A estreia de um filme inspirado na obra de Pessoa ( “O Filme do Desassossego” de João Botelho) é o pretexto para uma reflexão intempestiva.

Prescindo, deliberadamente, da crítica de cinema porque o que está em causa é a recepção, junto do público, das ideias de um poeta, considerado, por muitos, talvez o maior depois de Camões. O filme, apresentando essas ideias fora do seu contexto poético, ilustra aliás o seu anacronismo e até  como o grão de loucura que nos salvaria de ser o “animal saudável que procria” se pode tornar em Bernardo Soares na praia em que o grão que salva é desta vez a razão.

Parece estranha esta benevolência do público perante um génio que tanto parece desprezar os seus valores, sejam eles morais ou políticos. É pouco dizer que Pessoa é "reaccionário", se a palavra tem ainda algum sentido, niilista e associal, pois é, para além de tudo, abúlico, como o seria um doente mental que tivesse perdido todo o contacto com o mundo.

Pessoa é negativo e grande apesar disso? Nenhum poeta talvez tenha pensado tanto em verso branco e a sua inteligência e domínio da língua apanham-nos desprevenidos. Será isto mais do que boa prosa? Não interessa. O ponto é que estas ideias negativas se transformam noutra coisa que seria a “essência do poético”, independente das palavras e do que para todos nós querem dizer.

Parece, pois, existir um pacto entre o leitor “informado” (pela “cultura” ou pelo ministério desta?) e o dono do célebre baú.
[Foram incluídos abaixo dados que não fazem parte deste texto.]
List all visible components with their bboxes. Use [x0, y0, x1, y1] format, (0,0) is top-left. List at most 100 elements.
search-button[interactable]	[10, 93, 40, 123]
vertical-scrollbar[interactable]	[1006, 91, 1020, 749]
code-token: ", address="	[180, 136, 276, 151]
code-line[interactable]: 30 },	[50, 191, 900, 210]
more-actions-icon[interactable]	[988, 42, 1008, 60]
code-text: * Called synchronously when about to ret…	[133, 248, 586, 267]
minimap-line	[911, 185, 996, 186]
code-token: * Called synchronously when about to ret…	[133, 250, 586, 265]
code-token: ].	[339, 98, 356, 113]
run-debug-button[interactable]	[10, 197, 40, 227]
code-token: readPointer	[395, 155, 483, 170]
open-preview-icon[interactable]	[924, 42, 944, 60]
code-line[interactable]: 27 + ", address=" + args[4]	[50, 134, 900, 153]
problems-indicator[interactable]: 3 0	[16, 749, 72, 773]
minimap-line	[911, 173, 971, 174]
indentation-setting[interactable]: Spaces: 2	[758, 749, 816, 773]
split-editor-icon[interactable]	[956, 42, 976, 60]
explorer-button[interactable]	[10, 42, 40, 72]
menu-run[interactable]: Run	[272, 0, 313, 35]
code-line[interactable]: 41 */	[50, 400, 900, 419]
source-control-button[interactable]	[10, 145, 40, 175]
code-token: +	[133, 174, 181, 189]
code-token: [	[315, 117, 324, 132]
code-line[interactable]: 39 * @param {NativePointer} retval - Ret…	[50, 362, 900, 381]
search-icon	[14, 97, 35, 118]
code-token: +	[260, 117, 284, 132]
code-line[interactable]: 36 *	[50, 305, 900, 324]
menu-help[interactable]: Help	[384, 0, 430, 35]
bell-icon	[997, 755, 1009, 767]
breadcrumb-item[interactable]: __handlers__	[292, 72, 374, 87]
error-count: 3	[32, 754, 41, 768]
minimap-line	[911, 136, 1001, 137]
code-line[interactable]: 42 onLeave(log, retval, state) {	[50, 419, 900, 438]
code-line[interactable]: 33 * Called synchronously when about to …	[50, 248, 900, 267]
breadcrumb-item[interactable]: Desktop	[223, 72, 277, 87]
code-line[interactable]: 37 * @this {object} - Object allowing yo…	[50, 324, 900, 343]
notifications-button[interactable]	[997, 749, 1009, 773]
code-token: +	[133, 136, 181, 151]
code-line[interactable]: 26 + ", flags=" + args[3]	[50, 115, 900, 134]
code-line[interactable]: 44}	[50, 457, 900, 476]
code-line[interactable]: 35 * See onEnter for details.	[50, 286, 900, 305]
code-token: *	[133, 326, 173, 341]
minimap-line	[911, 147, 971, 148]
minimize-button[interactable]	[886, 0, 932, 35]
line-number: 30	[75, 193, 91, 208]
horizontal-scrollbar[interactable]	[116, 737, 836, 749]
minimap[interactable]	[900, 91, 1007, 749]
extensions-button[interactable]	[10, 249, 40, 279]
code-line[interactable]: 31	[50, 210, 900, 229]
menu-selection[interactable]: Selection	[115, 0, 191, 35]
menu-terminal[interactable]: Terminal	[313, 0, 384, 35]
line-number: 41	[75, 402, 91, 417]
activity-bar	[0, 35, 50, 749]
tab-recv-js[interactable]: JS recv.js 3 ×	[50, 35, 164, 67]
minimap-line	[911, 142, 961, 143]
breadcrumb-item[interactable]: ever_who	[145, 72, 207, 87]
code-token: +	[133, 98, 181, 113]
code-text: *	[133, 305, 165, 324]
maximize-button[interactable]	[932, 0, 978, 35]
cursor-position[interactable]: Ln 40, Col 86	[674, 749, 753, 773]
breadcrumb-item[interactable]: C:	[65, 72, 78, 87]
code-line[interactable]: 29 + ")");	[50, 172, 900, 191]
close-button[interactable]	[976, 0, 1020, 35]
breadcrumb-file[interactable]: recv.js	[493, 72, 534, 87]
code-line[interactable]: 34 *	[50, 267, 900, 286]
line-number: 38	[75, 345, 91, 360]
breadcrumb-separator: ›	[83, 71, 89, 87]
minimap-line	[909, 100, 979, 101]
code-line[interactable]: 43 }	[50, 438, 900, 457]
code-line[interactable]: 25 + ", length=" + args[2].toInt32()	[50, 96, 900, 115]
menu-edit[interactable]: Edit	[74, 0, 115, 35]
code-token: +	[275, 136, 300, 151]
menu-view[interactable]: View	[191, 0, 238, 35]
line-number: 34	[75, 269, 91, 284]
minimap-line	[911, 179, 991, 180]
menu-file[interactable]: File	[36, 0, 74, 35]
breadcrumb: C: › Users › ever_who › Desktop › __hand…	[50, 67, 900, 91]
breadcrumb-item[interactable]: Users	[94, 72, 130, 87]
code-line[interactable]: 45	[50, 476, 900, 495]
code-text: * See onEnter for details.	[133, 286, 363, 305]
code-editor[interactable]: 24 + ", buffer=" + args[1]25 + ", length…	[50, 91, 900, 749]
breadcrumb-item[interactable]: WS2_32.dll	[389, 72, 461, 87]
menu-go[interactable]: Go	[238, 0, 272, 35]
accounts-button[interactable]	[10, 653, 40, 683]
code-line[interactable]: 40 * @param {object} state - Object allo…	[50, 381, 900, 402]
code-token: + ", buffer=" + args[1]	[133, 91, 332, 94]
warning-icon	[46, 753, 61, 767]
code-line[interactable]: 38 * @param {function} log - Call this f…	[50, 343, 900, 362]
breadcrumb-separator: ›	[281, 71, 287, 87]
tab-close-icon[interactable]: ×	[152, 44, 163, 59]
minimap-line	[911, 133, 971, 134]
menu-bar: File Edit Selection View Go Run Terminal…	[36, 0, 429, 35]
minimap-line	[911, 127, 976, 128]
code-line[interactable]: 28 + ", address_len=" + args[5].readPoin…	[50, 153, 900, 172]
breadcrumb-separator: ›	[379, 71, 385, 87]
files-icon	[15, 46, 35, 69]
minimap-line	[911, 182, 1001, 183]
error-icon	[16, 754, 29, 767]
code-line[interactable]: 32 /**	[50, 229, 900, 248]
Pergunto-me se o que nos arrebata na obra deste poeta não serão os seus brilhantes paradoxos do género do “poeta fingidor” ou a sua rebeldia doutrinária contra o mundo. Tal é a força das instituições que o lugar de Pessoa não pode ser já disputado nem por poeta maior do que ele. Some-se a isto a invenção dos heterónimos e temos a "prova" maior do génio: a da originalidade, ainda que as máscaras não sejam um atributo poético. 

O melhor teste, porém, é perguntarmo-nos o que perderia este poeta se a maior parte da sua obra fosse reescrita em prosa.